NHK 「おんがくこうろん」 をみて
学生時代のレイ・ハラカミ
1989年(平成元年)に入学した短大の映像学科でハラカミくんに出会いました。
デビュー後の彼についてはよく知らないので、ここではデビュー前のことを同級生視点で綴ってみたいと思います。
学校では写真やビデオ(VHS)、8mmフィルム、パフォーマンス、造形、アニメーションなどの授業を幅広く受けていましたが、自分の映像作品に音を付けることになったとき、私には音楽的素養がなかったので、母が遊んでいたCASIOのSK-1を実家から持ち出し、サンプリング機能を使って試行錯誤しながら音楽(的なもの)を作っていました。
手元にある弦楽器や民族楽器などを「ポロロン」と鳴らし、音をサンプリングすれば、キーを押さえているあいだ5秒くらいループします。1つのループが途切れる前に次のループをつなげていき、2つ3つキーを同時に押さえるとテンポの違うループの重なりがズレて音がぶつかった時に自然とリズムがうまれるので、そこにシンプルなメロディを乗せるというやり方で4年間制作していました。
私の音作りを横で見ていたハラカミくんが「すげぇ……」と言ったのは修了制作(4年目)の時でした。もっと早く言ってほしかったぜ。
(在学3年目にはEZ-Visionを使って打ち込みに移行してましたので、もしかしたら褒め言葉じゃなく「4年間これで通したのすげぇ」の可能性もあるな、といま思ったところです)
広い世界 と せまい世界
当時、ハラカミくんが他の映像作品のために作った曲をカセットテープにダビングして手売りしたものが、1年ほど前に「広い世界 と せまい世界」としてringsからリイシューされましたのでYouTubeやSpotifyなどでも聴くことが出来ます。(嬉しいね!)
rei harakami / 広い世界 と せまい世界 デビュー前に4トラック・カセットMTR等で宅録して発表された、幻のカセットテープ音源『広い世界』と『せまい世界』が、リマスタリングされ貴重なアーカイヴ音源として改めて世に放たれる!! http://www.ringstokyo.com/rei-harakami-hiroisekaisemaisekai
リズムの錯覚
話がズレましたが、先日の「おんがくこうろん」でゾンビ解説員の「リズムの錯覚」という言葉を聞いて思い出したことをここまで書いてみました。
以前ポリリズムの解説動画をみたときは、音楽制作について素人なので曲のフワッとした部分が解明されてることに只々感心するばかりでしたが、今回の「おんがくこうろん」の解説によって、今まで感覚的に理解していたことを言語化することができました。
レイ・ハラカミはリズムの錯覚を意図的に作っていたんですね。
逆に、スピードの違うループを重ねる直感的なやり方でアナログ時代のハラカミサウンドが再現できるかもしれません。

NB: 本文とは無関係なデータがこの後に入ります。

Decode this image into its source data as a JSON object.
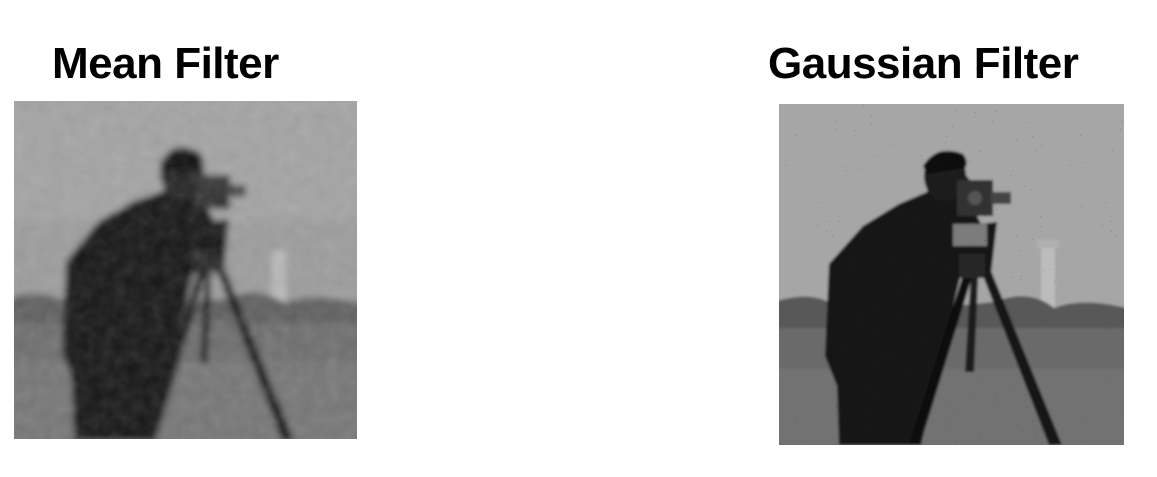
{
  "panels": [
    {
      "title": "Mean Filter"
    },
    {
      "title": "Gaussian Filter"
    }
  ],
  "colors": {
    "background": "#ffffff",
    "title": "#000000",
    "sky": "#9e9e9e",
    "ground": "#6a6a6a",
    "figure": "#161616"
  }
}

あと未公開トークで星野さんの「EZ Visionが音をチョップするのに向いてなかったからかも…」という核心をついた言葉も衝撃でした。(笑)
そして「若くして亡くなったこともありシリアスに語ってしまいがちですが、ご本人の面白さをもっと前面に出して広く彼の音楽を届けていきたい。」というお話と「ワームホール」のお話がとても心に残っています。
機会があればアルバム「広い世界」についても書いてみたいと思います。
最後まで読んでくださりありがとうございました。